See it all here; http://www.bloomberg.com/news/features/2015-02-05/germany-s-gold-repatriation-activist-peter-boehringer-gets-results
Let's review;
-paper money ALWAYS fails
-the same gold bars might be owned by multiple people but no one knows it
-America has ruled the world for 70 yrs because we have had the gold
-Germany collapsed once before because of misuse of paper money
-Something isn't adding up in our global financial system.
-It all seems based on trust, which can be a hard commodity to measure
-The nations of the world are increasingly interested in taking their gold back home
-We aren't sure that The Fed in NY actually has the gold they claim to have held for other nations
-The Bible says that the world's financial system is going to suddenly collapse in Last Days
-If the nations realize that The Emperor Has No Clothes...the trust could vanish overnight.

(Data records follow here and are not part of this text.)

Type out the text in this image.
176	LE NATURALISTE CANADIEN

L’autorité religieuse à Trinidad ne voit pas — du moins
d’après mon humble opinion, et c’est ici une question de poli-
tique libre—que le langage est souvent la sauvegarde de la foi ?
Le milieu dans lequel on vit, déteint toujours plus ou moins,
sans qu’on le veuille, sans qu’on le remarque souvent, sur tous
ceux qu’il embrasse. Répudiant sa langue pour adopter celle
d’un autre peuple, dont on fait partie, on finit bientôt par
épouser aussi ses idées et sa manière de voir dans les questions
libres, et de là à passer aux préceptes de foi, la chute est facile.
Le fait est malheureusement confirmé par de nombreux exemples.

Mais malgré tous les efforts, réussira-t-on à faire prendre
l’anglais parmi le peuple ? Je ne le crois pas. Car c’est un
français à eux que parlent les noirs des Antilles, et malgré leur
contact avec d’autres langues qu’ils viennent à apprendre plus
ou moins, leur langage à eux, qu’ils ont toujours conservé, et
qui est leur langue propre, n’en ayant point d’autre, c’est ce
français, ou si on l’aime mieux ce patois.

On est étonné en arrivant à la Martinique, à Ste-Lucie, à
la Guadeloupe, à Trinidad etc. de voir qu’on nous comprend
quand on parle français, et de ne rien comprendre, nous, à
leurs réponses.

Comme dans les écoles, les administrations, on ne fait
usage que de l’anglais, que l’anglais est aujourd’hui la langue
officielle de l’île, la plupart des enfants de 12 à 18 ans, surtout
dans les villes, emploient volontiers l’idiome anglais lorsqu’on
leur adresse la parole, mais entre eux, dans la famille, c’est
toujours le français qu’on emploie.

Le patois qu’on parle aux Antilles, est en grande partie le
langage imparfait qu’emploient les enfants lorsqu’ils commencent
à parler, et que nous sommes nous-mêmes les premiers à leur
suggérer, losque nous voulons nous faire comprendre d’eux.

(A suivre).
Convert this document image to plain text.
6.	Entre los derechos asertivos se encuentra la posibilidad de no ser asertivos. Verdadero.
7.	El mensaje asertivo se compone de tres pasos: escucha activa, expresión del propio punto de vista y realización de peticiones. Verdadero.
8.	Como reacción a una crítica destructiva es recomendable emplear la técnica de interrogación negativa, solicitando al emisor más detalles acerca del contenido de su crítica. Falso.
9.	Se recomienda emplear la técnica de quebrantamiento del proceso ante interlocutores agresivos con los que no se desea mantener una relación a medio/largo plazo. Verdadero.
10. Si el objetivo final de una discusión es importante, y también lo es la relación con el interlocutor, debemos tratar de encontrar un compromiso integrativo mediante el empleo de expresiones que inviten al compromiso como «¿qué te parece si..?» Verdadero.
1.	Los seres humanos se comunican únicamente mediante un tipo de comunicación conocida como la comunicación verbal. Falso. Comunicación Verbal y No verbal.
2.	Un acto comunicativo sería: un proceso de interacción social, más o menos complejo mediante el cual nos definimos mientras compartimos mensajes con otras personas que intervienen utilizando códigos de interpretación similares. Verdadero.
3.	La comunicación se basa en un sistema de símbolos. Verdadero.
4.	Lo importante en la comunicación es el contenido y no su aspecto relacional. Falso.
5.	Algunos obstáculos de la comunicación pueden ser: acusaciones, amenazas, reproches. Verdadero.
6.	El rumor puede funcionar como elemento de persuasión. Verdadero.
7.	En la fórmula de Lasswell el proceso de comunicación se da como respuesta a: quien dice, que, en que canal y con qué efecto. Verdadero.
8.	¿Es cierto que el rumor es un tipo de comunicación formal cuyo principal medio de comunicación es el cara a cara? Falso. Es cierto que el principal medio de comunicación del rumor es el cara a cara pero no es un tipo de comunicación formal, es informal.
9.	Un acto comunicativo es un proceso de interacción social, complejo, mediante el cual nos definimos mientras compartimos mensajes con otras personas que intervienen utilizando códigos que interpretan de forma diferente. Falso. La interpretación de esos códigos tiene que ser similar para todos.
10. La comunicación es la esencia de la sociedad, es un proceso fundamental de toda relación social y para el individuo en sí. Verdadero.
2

-the derivatives markets around the world may unravel if nations take back their gold
-the derivatives markets could be worth $50-100 trillion and would tank the world if they fail
-most of the world has put their hope in wealth and riches as their false god
-God will destroy all false gods
Friends, this article COULD be pointing to another trigger that COULD collapse the entire global financial system as we know it.
On the face of the earth, there is less than 1/10,000ths of humans that are going to read this article.
Of those there is going to be an even smaller amount that are going to understand that it could be a trigger to collapse.
It keeps leading me back to what Jesus said, "Wide is the road that leads to destruction and MANY will be on it. Narrow is the path that leads to eternal life and FEW will find it."
Also, "But the cares of this world and the desire for riches made it so they never matured.' (in their Christian faith)
Now throw in the millions of "Christians" who have succumbed to Wealth and Prosperity Preachers...and you have the recipe for a SERIOUS problem in the land.
"Why God?!? Why did you take all of our money! Don't you realize we were comfortable, lazy, apathetic and complacent...and we liked it like that?? WHYYYYYY!!!!"